The BPAI indicated that the applicant could have described a representative number of functional variants, or it could have described structural features that are common to functional variants that distinguish them from the rest of the genus. But neither was done in this case. The BPAI noted that different inventions can be described in different ways, but a chemical genus must be described in some way that demonstrates to those of skill in the art that the applicant was in possession of the claimed genus at the time the application was filed.

The result in Ex parte Porro is reflected in Example 11 of the USPTO’s Written Description Training Materials. It should be noted, however, that the USPTO has indicated in its Clarification of Written Description Guidance For Claims Drawn to Antibodies and Status of 2008 Training Materials that such materials are being revised at the time of this post.

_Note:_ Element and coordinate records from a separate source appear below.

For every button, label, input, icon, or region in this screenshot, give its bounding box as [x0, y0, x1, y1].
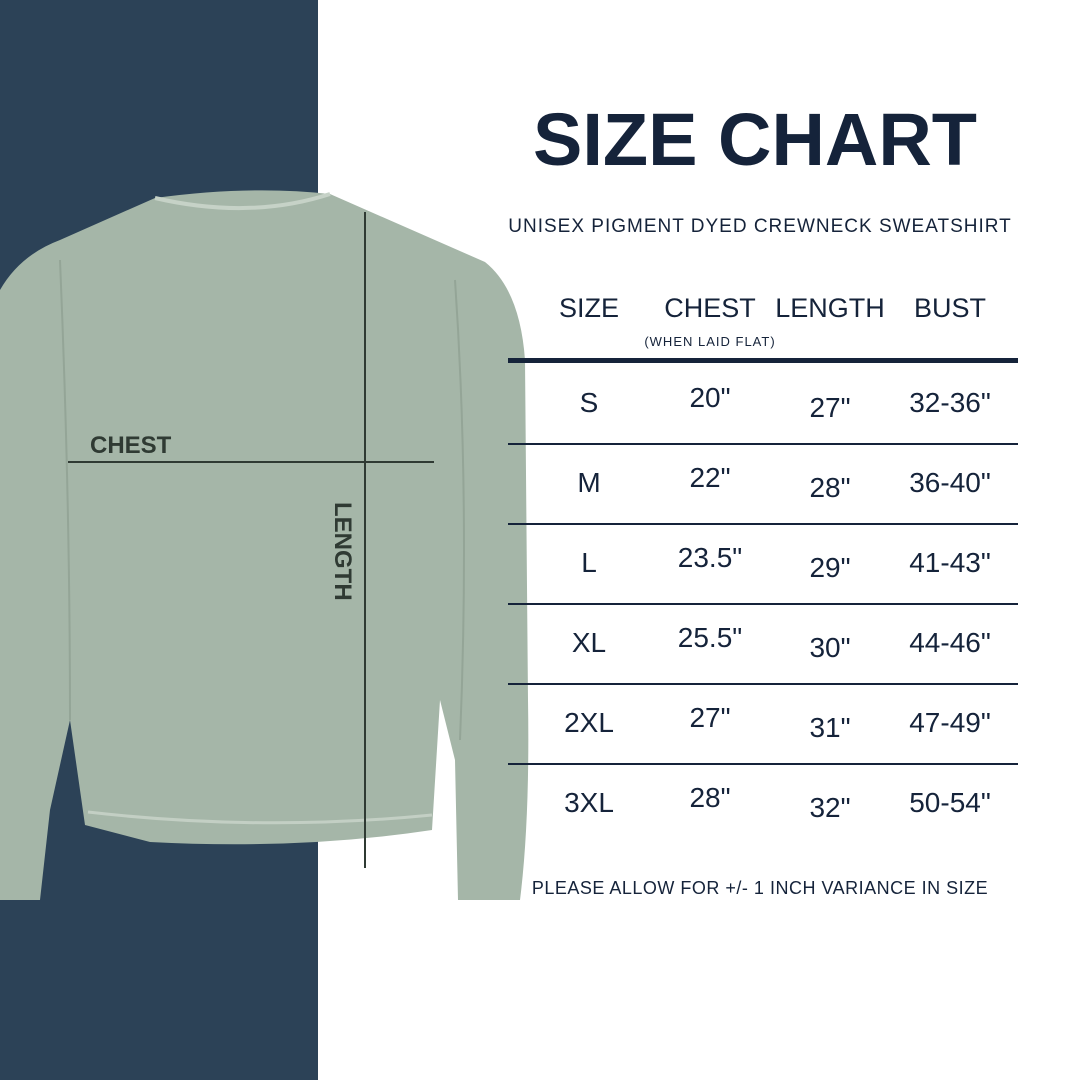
length-label: LENGTH [329, 502, 356, 601]
row-divider [508, 523, 1018, 525]
header-divider [508, 358, 1018, 363]
cell-length: 32" [809, 792, 851, 823]
row-divider [508, 683, 1018, 685]
cell-chest: 22" [689, 462, 731, 493]
cell-length: 30" [809, 632, 851, 663]
cell-bust: 36-40" [909, 467, 991, 498]
cell-size: L [581, 547, 597, 578]
header-bust: BUST [913, 293, 986, 323]
cell-bust: 47-49" [909, 707, 991, 738]
cell-bust: 44-46" [909, 627, 991, 658]
cell-bust: 50-54" [909, 787, 991, 818]
cell-length: 29" [809, 552, 851, 583]
variance-note: PLEASE ALLOW FOR +/- 1 INCH VARIANCE IN … [531, 878, 989, 898]
row-divider [508, 443, 1018, 445]
cell-size: S [579, 387, 599, 418]
chest-label: CHEST [90, 432, 172, 459]
row-divider [508, 603, 1018, 605]
cell-bust: 41-43" [909, 547, 991, 578]
cell-chest: 28" [689, 782, 731, 813]
cell-length: 31" [809, 712, 851, 743]
subtitle: UNISEX PIGMENT DYED CREWNECK SWEATSHIRT [508, 216, 1012, 237]
cell-bust: 32-36" [909, 387, 991, 418]
header-length: LENGTH [775, 293, 885, 323]
cell-size: 3XL [564, 787, 614, 818]
row-divider [508, 763, 1018, 765]
cell-size: XL [571, 627, 607, 658]
header-size: SIZE [558, 293, 619, 323]
cell-chest: 27" [689, 702, 731, 733]
cell-chest: 25.5" [677, 622, 743, 653]
page-title: SIZE CHART [533, 98, 977, 181]
cell-length: 28" [809, 472, 851, 503]
header-chest: CHEST [664, 293, 756, 323]
cell-length: 27" [809, 392, 851, 423]
chest-note: (WHEN LAID FLAT) [644, 334, 776, 349]
cell-chest: 20" [689, 382, 731, 413]
cell-size: M [577, 467, 601, 498]
cell-chest: 23.5" [677, 542, 743, 573]
cell-size: 2XL [564, 707, 614, 738]
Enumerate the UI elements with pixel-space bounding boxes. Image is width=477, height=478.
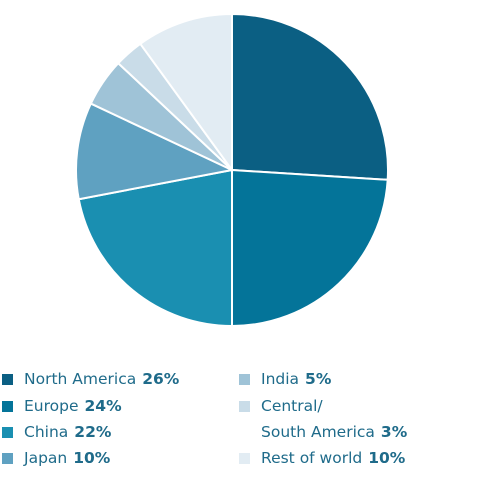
legend-label: North America bbox=[24, 370, 137, 388]
legend-label: India bbox=[261, 370, 300, 388]
legend-swatch bbox=[239, 453, 250, 464]
legend-swatch bbox=[2, 453, 13, 464]
legend-swatch bbox=[2, 374, 13, 385]
legend-label: Japan bbox=[24, 449, 68, 467]
legend-percent: 26% bbox=[142, 370, 180, 388]
legend-percent: 5% bbox=[305, 370, 332, 388]
legend-percent: 3% bbox=[380, 423, 408, 441]
pie-slice-europe bbox=[231, 169, 389, 327]
legend-label: China bbox=[24, 423, 69, 441]
pie-slice-rest-of-world bbox=[139, 13, 233, 171]
legend-percent: 22% bbox=[74, 423, 112, 441]
legend-percent: 10% bbox=[73, 449, 111, 467]
pie-slice-north-america bbox=[231, 13, 389, 181]
legend-swatch bbox=[2, 427, 13, 438]
pie-chart bbox=[74, 13, 389, 327]
legend-label-line2: South America bbox=[261, 423, 375, 441]
legend-label: Europe bbox=[24, 397, 79, 415]
legend-label: Central/ bbox=[261, 397, 323, 415]
legend-label: Rest of world bbox=[261, 449, 363, 467]
legend-percent: 10% bbox=[368, 449, 406, 467]
legend-percent: 24% bbox=[84, 397, 122, 415]
legend-swatch bbox=[2, 401, 13, 412]
pie-slice-china bbox=[77, 169, 233, 327]
legend-swatch bbox=[239, 401, 250, 412]
pie-slice-japan bbox=[74, 102, 233, 201]
legend-swatch bbox=[239, 374, 250, 385]
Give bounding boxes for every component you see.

Takeaway: When claiming a genus of structures defined by a nucleic acid or amino acid sequence, it is not necessary to describe any particular number of specific sequences. However, it must be apparent (e.g., to the examiner) that the inventor(s) grasped the necessary common attributes or features possessed by the members of the genus in view of the species disclosed. This can be achieved through disclosure of sufficient number of species that are representative of the full scope of the genus or disclosure/demonstration of a structure-function correlation common to members of the genus. Of course, this is easier to do when drafting an application than when responding to a rejection.

Judges: Scheiner, Mills, Grimes

Jacob Doughty

by Jacob Doughty

Jacob A. Doughty is a patent attorney and founding partner of Element IP. Jacob’s practice includes all areas of US patent law with an emphasis on patent prosecution and management, client counseling, opinion work, and due diligence in the chemical, pharmaceutical, and biotechnology sectors.